Tables in Hive 1 and 2 vs. Hive 3
Ownership, specifying the location of Hive tables, and the default location of Hive tables have changed in Hive 3. You gain an understanding of some restrictions and limitations of Hive 3 in CDP under default configurations. You need to understand how this change impacts your workflow.
In Hive 1 and 2, the owner of a managed table data is the table itself. If you drop the table
you drop the data. In Hive 3, the system user hive
typically owns the managed table
data. Exceptions include Hive 3 Streaming in which the streaming user owns the data. Hive performs compaction of the files. Deltas and the data location is controlled by Hive.
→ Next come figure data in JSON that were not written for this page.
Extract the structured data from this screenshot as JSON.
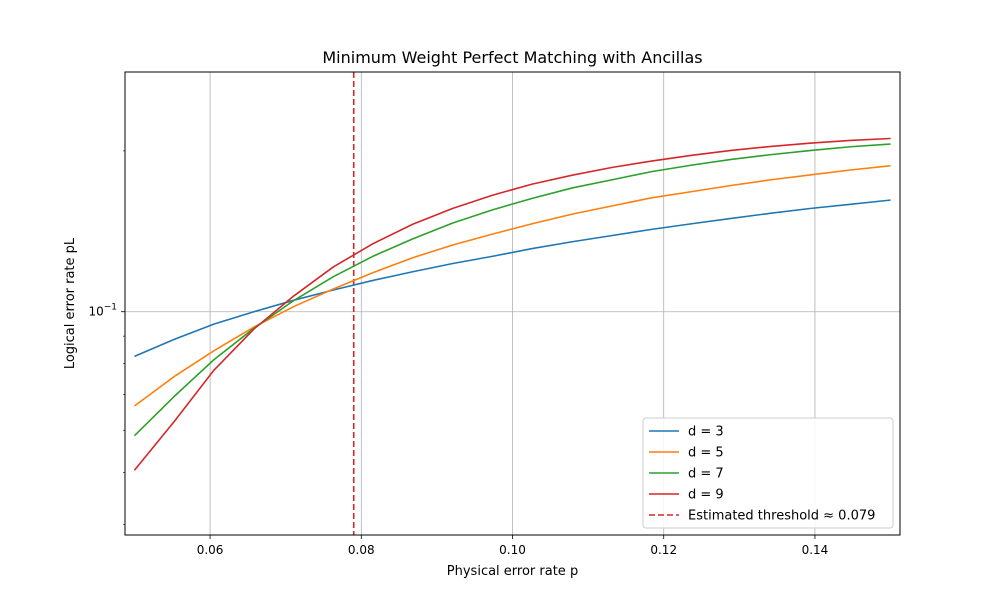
{
  "chart_data": {
    "type": "line",
    "title": "Minimum Weight Perfect Matching with Ancillas",
    "xlabel": "Physical error rate p",
    "ylabel": "Logical error rate pL",
    "xscale": "linear",
    "yscale": "log",
    "xlim": [
      0.04875,
      0.15125
    ],
    "ylim": [
      0.0382,
      0.281
    ],
    "grid": true,
    "legend_placement": "lower-right",
    "x_ticks": [
      {
        "value": 0.06,
        "label": "0.06"
      },
      {
        "value": 0.08,
        "label": "0.08"
      },
      {
        "value": 0.1,
        "label": "0.10"
      },
      {
        "value": 0.12,
        "label": "0.12"
      },
      {
        "value": 0.14,
        "label": "0.14"
      }
    ],
    "y_ticks": [
      {
        "value": 0.1,
        "base": "10",
        "exp": "−1"
      }
    ],
    "x": [
      0.05,
      0.0553,
      0.0605,
      0.0658,
      0.0711,
      0.0763,
      0.0816,
      0.0868,
      0.0921,
      0.0974,
      0.1026,
      0.1079,
      0.1132,
      0.1184,
      0.1237,
      0.1289,
      0.1342,
      0.1395,
      0.1447,
      0.15
    ],
    "series": [
      {
        "name": "d = 3",
        "color": "#1f77b4",
        "values": [
          0.0825,
          0.0888,
          0.0948,
          0.1,
          0.1051,
          0.1098,
          0.1145,
          0.1188,
          0.1231,
          0.127,
          0.1313,
          0.1352,
          0.1389,
          0.1426,
          0.1461,
          0.1495,
          0.1529,
          0.1561,
          0.1589,
          0.1618
        ]
      },
      {
        "name": "d = 5",
        "color": "#ff7f0e",
        "values": [
          0.0666,
          0.0757,
          0.0845,
          0.0936,
          0.1023,
          0.1103,
          0.1184,
          0.1262,
          0.1333,
          0.1398,
          0.1461,
          0.1523,
          0.1578,
          0.1634,
          0.1678,
          0.1723,
          0.1766,
          0.1804,
          0.1842,
          0.1876
        ]
      },
      {
        "name": "d = 7",
        "color": "#2ca02c",
        "values": [
          0.0586,
          0.0695,
          0.0813,
          0.0931,
          0.105,
          0.1163,
          0.1271,
          0.1369,
          0.1466,
          0.1552,
          0.163,
          0.1705,
          0.1766,
          0.1829,
          0.1881,
          0.1928,
          0.1968,
          0.2004,
          0.2036,
          0.206
        ]
      },
      {
        "name": "d = 9",
        "color": "#d62728",
        "values": [
          0.0505,
          0.0624,
          0.0777,
          0.0928,
          0.1071,
          0.1213,
          0.1342,
          0.1458,
          0.1561,
          0.1653,
          0.1733,
          0.1801,
          0.1863,
          0.1914,
          0.1962,
          0.2004,
          0.2039,
          0.2069,
          0.2092,
          0.211
        ]
      }
    ],
    "threshold": {
      "label": "Estimated threshold ≈ 0.079",
      "value": 0.079,
      "color": "#d62728",
      "style": "dashed"
    }
  }
}
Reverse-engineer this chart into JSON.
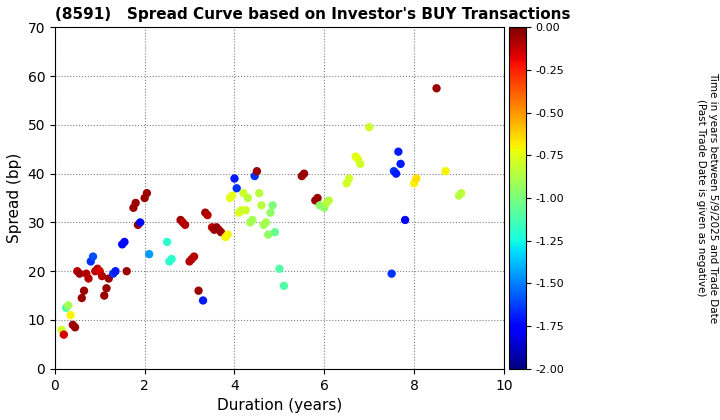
{
  "title": "(8591)   Spread Curve based on Investor's BUY Transactions",
  "xlabel": "Duration (years)",
  "ylabel": "Spread (bp)",
  "colorbar_label_line1": "Time in years between 5/9/2025 and Trade Date",
  "colorbar_label_line2": "(Past Trade Date is given as negative)",
  "xlim": [
    0,
    10
  ],
  "ylim": [
    0,
    70
  ],
  "xticks": [
    0,
    2,
    4,
    6,
    8,
    10
  ],
  "yticks": [
    0,
    10,
    20,
    30,
    40,
    50,
    60,
    70
  ],
  "cmap_vmin": -2.0,
  "cmap_vmax": 0.0,
  "marker_size": 36,
  "points": [
    [
      0.15,
      8.0,
      -0.8
    ],
    [
      0.2,
      7.0,
      -0.15
    ],
    [
      0.25,
      12.5,
      -1.1
    ],
    [
      0.3,
      13.0,
      -0.9
    ],
    [
      0.35,
      11.0,
      -0.7
    ],
    [
      0.4,
      9.0,
      -0.05
    ],
    [
      0.45,
      8.5,
      -0.05
    ],
    [
      0.5,
      20.0,
      -0.1
    ],
    [
      0.55,
      19.5,
      -0.05
    ],
    [
      0.6,
      14.5,
      -0.05
    ],
    [
      0.65,
      16.0,
      -0.05
    ],
    [
      0.7,
      19.5,
      -0.1
    ],
    [
      0.75,
      18.5,
      -0.1
    ],
    [
      0.8,
      22.0,
      -1.65
    ],
    [
      0.85,
      23.0,
      -1.6
    ],
    [
      0.9,
      20.0,
      -0.1
    ],
    [
      0.95,
      20.5,
      -0.1
    ],
    [
      1.0,
      20.0,
      -0.15
    ],
    [
      1.05,
      19.0,
      -0.1
    ],
    [
      1.1,
      15.0,
      -0.05
    ],
    [
      1.15,
      16.5,
      -0.05
    ],
    [
      1.2,
      18.5,
      -0.05
    ],
    [
      1.3,
      19.5,
      -1.65
    ],
    [
      1.35,
      20.0,
      -1.7
    ],
    [
      1.5,
      25.5,
      -1.75
    ],
    [
      1.55,
      26.0,
      -1.75
    ],
    [
      1.6,
      20.0,
      -0.05
    ],
    [
      1.75,
      33.0,
      -0.05
    ],
    [
      1.8,
      34.0,
      -0.05
    ],
    [
      1.85,
      29.5,
      -0.05
    ],
    [
      1.9,
      30.0,
      -1.75
    ],
    [
      2.0,
      35.0,
      -0.05
    ],
    [
      2.05,
      36.0,
      -0.05
    ],
    [
      2.1,
      23.5,
      -1.45
    ],
    [
      2.5,
      26.0,
      -1.2
    ],
    [
      2.55,
      22.0,
      -1.2
    ],
    [
      2.6,
      22.5,
      -1.2
    ],
    [
      2.8,
      30.5,
      -0.05
    ],
    [
      2.85,
      30.0,
      -0.1
    ],
    [
      2.9,
      29.5,
      -0.1
    ],
    [
      3.0,
      22.0,
      -0.1
    ],
    [
      3.05,
      22.5,
      -0.1
    ],
    [
      3.1,
      23.0,
      -0.1
    ],
    [
      3.2,
      16.0,
      -0.05
    ],
    [
      3.3,
      14.0,
      -1.7
    ],
    [
      3.35,
      32.0,
      -0.05
    ],
    [
      3.4,
      31.5,
      -0.1
    ],
    [
      3.5,
      29.0,
      -0.1
    ],
    [
      3.55,
      28.5,
      -0.05
    ],
    [
      3.6,
      29.0,
      -0.05
    ],
    [
      3.65,
      28.5,
      -0.05
    ],
    [
      3.7,
      28.0,
      -0.05
    ],
    [
      3.8,
      27.0,
      -0.7
    ],
    [
      3.85,
      27.5,
      -0.7
    ],
    [
      3.9,
      35.0,
      -0.75
    ],
    [
      3.95,
      35.5,
      -0.75
    ],
    [
      4.0,
      39.0,
      -1.7
    ],
    [
      4.05,
      37.0,
      -1.65
    ],
    [
      4.1,
      32.0,
      -0.75
    ],
    [
      4.15,
      32.5,
      -0.8
    ],
    [
      4.2,
      36.0,
      -0.8
    ],
    [
      4.25,
      32.5,
      -0.8
    ],
    [
      4.3,
      35.0,
      -0.85
    ],
    [
      4.35,
      30.0,
      -0.9
    ],
    [
      4.4,
      30.5,
      -0.9
    ],
    [
      4.45,
      39.5,
      -1.65
    ],
    [
      4.5,
      40.5,
      -0.05
    ],
    [
      4.55,
      36.0,
      -0.85
    ],
    [
      4.6,
      33.5,
      -0.85
    ],
    [
      4.65,
      29.5,
      -0.9
    ],
    [
      4.7,
      30.0,
      -0.9
    ],
    [
      4.75,
      27.5,
      -0.95
    ],
    [
      4.8,
      32.0,
      -0.95
    ],
    [
      4.85,
      33.5,
      -1.0
    ],
    [
      4.9,
      28.0,
      -1.05
    ],
    [
      5.0,
      20.5,
      -1.1
    ],
    [
      5.1,
      17.0,
      -1.1
    ],
    [
      5.5,
      39.5,
      -0.05
    ],
    [
      5.55,
      40.0,
      -0.05
    ],
    [
      5.8,
      34.5,
      -0.05
    ],
    [
      5.85,
      35.0,
      -0.05
    ],
    [
      5.9,
      33.5,
      -0.95
    ],
    [
      6.0,
      33.0,
      -0.95
    ],
    [
      6.05,
      34.0,
      -0.85
    ],
    [
      6.1,
      34.5,
      -0.85
    ],
    [
      6.5,
      38.0,
      -0.8
    ],
    [
      6.55,
      39.0,
      -0.8
    ],
    [
      6.7,
      43.5,
      -0.75
    ],
    [
      6.75,
      43.0,
      -0.75
    ],
    [
      6.8,
      42.0,
      -0.8
    ],
    [
      7.0,
      49.5,
      -0.8
    ],
    [
      7.5,
      19.5,
      -1.65
    ],
    [
      7.55,
      40.5,
      -1.65
    ],
    [
      7.6,
      40.0,
      -1.7
    ],
    [
      7.65,
      44.5,
      -1.7
    ],
    [
      7.7,
      42.0,
      -1.7
    ],
    [
      7.8,
      30.5,
      -1.8
    ],
    [
      8.0,
      38.0,
      -0.7
    ],
    [
      8.05,
      39.0,
      -0.65
    ],
    [
      8.5,
      57.5,
      -0.05
    ],
    [
      8.7,
      40.5,
      -0.7
    ],
    [
      9.0,
      35.5,
      -0.85
    ],
    [
      9.05,
      36.0,
      -0.85
    ]
  ]
}
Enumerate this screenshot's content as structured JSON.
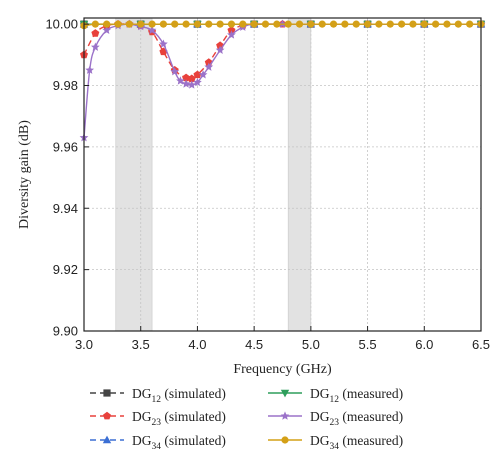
{
  "chart_data": {
    "type": "line",
    "xlabel": "Frequency (GHz)",
    "ylabel": "Diversity gain (dB)",
    "xlim": [
      3.0,
      6.5
    ],
    "ylim": [
      9.9,
      10.002
    ],
    "x_ticks": [
      "3.0",
      "3.5",
      "4.0",
      "4.5",
      "5.0",
      "5.5",
      "6.0",
      "6.5"
    ],
    "y_ticks": [
      "9.90",
      "9.92",
      "9.94",
      "9.96",
      "9.98",
      "10.00"
    ],
    "grid": true,
    "legend_placement": "bottom",
    "shaded_bands": [
      [
        3.28,
        3.6
      ],
      [
        4.8,
        5.0
      ]
    ],
    "series": [
      {
        "id": "dg12_sim",
        "name_main": "DG",
        "name_sub": "12",
        "name_rest": "(simulated)",
        "color": "#444444",
        "dash": "dash",
        "marker": "square",
        "x": [
          3.0,
          3.5,
          4.0,
          4.5,
          5.0,
          5.5,
          6.0,
          6.5
        ],
        "y": [
          10.0,
          10.0,
          10.0,
          10.0,
          10.0,
          10.0,
          10.0,
          10.0
        ]
      },
      {
        "id": "dg23_sim",
        "name_main": "DG",
        "name_sub": "23",
        "name_rest": "(simulated)",
        "color": "#e8413c",
        "dash": "dash",
        "marker": "pentagon",
        "x": [
          3.0,
          3.1,
          3.2,
          3.3,
          3.4,
          3.5,
          3.6,
          3.7,
          3.8,
          3.9,
          3.95,
          4.0,
          4.1,
          4.2,
          4.3,
          4.4,
          4.5,
          4.75,
          5.0,
          5.5,
          6.0,
          6.5
        ],
        "y": [
          9.99,
          9.997,
          9.9995,
          10.0,
          10.0,
          9.9995,
          9.9975,
          9.991,
          9.985,
          9.9825,
          9.9822,
          9.9835,
          9.9875,
          9.993,
          9.998,
          9.9995,
          10.0,
          10.0,
          10.0,
          10.0,
          10.0,
          10.0
        ]
      },
      {
        "id": "dg34_sim",
        "name_main": "DG",
        "name_sub": "34",
        "name_rest": "(simulated)",
        "color": "#3b6fd4",
        "dash": "dash",
        "marker": "triangle",
        "x": [
          3.0,
          3.5,
          4.0,
          4.5,
          5.0,
          5.5,
          6.0,
          6.5
        ],
        "y": [
          10.0,
          10.0,
          10.0,
          10.0,
          10.0,
          10.0,
          10.0,
          10.0
        ]
      },
      {
        "id": "dg12_meas",
        "name_main": "DG",
        "name_sub": "12",
        "name_rest": "(measured)",
        "color": "#2e9e5b",
        "dash": "solid",
        "marker": "triangle-down",
        "x": [
          3.0,
          3.5,
          4.0,
          4.5,
          5.0,
          5.5,
          6.0,
          6.5
        ],
        "y": [
          10.0,
          10.0,
          10.0,
          10.0,
          10.0,
          10.0,
          10.0,
          10.0
        ]
      },
      {
        "id": "dg23_meas",
        "name_main": "DG",
        "name_sub": "23",
        "name_rest": "(measured)",
        "color": "#9b72c9",
        "dash": "solid",
        "marker": "star",
        "x": [
          3.0,
          3.05,
          3.1,
          3.2,
          3.3,
          3.4,
          3.5,
          3.6,
          3.7,
          3.8,
          3.85,
          3.9,
          3.95,
          4.0,
          4.05,
          4.1,
          4.2,
          4.3,
          4.4,
          4.5,
          4.75,
          5.0,
          5.5,
          6.0,
          6.5
        ],
        "y": [
          9.963,
          9.985,
          9.9925,
          9.998,
          9.9995,
          10.0,
          9.9992,
          9.998,
          9.9935,
          9.9845,
          9.9815,
          9.9805,
          9.9802,
          9.981,
          9.9835,
          9.986,
          9.9915,
          9.9965,
          9.999,
          10.0,
          10.0,
          10.0,
          10.0,
          10.0,
          10.0
        ]
      },
      {
        "id": "dg34_meas",
        "name_main": "DG",
        "name_sub": "34",
        "name_rest": "(measured)",
        "color": "#d4a017",
        "dash": "solid",
        "marker": "circle",
        "x": [
          3.0,
          3.1,
          3.2,
          3.3,
          3.4,
          3.5,
          3.6,
          3.7,
          3.8,
          3.9,
          4.0,
          4.1,
          4.2,
          4.3,
          4.4,
          4.5,
          4.6,
          4.7,
          4.8,
          4.9,
          5.0,
          5.1,
          5.2,
          5.3,
          5.4,
          5.5,
          5.6,
          5.7,
          5.8,
          5.9,
          6.0,
          6.1,
          6.2,
          6.3,
          6.4,
          6.5
        ],
        "y": [
          9.9995,
          10.0,
          10.0,
          10.0,
          10.0,
          10.0,
          10.0,
          10.0,
          10.0,
          10.0,
          10.0,
          10.0,
          10.0,
          10.0,
          10.0,
          10.0,
          10.0,
          10.0,
          10.0,
          10.0,
          10.0,
          10.0,
          10.0,
          10.0,
          10.0,
          10.0,
          10.0,
          10.0,
          10.0,
          10.0,
          10.0,
          10.0,
          10.0,
          10.0,
          10.0,
          10.0
        ]
      }
    ]
  }
}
In the default Hive 3 in CDP, you typically cannot specify a location in a CREATE TABLE statement. Hive finds the location of the table location by first looking in the metastore default warehouse directory, the managed warehouse directory. The default location of Hive tables has changed in Hive 3. The managed warehouse is the default location of ACID files. There is also a location in the warehouse for external files. You can change a Hive property to change the warehouse directory, and if your HiveServer (HS2) is connected to the Hive metastore (HMS), the new locations take effect. You can change the location of managed tables and the location of external tables for a specific database. New tables created in that database use the new location.
In Hive 3, all managed tables are transactional (ACID). There is a tight relationship between the metadata and data. Hive keeps track of file system changes as well as metastore changes to satisify features, such as column masking for fine-grained access restrictions.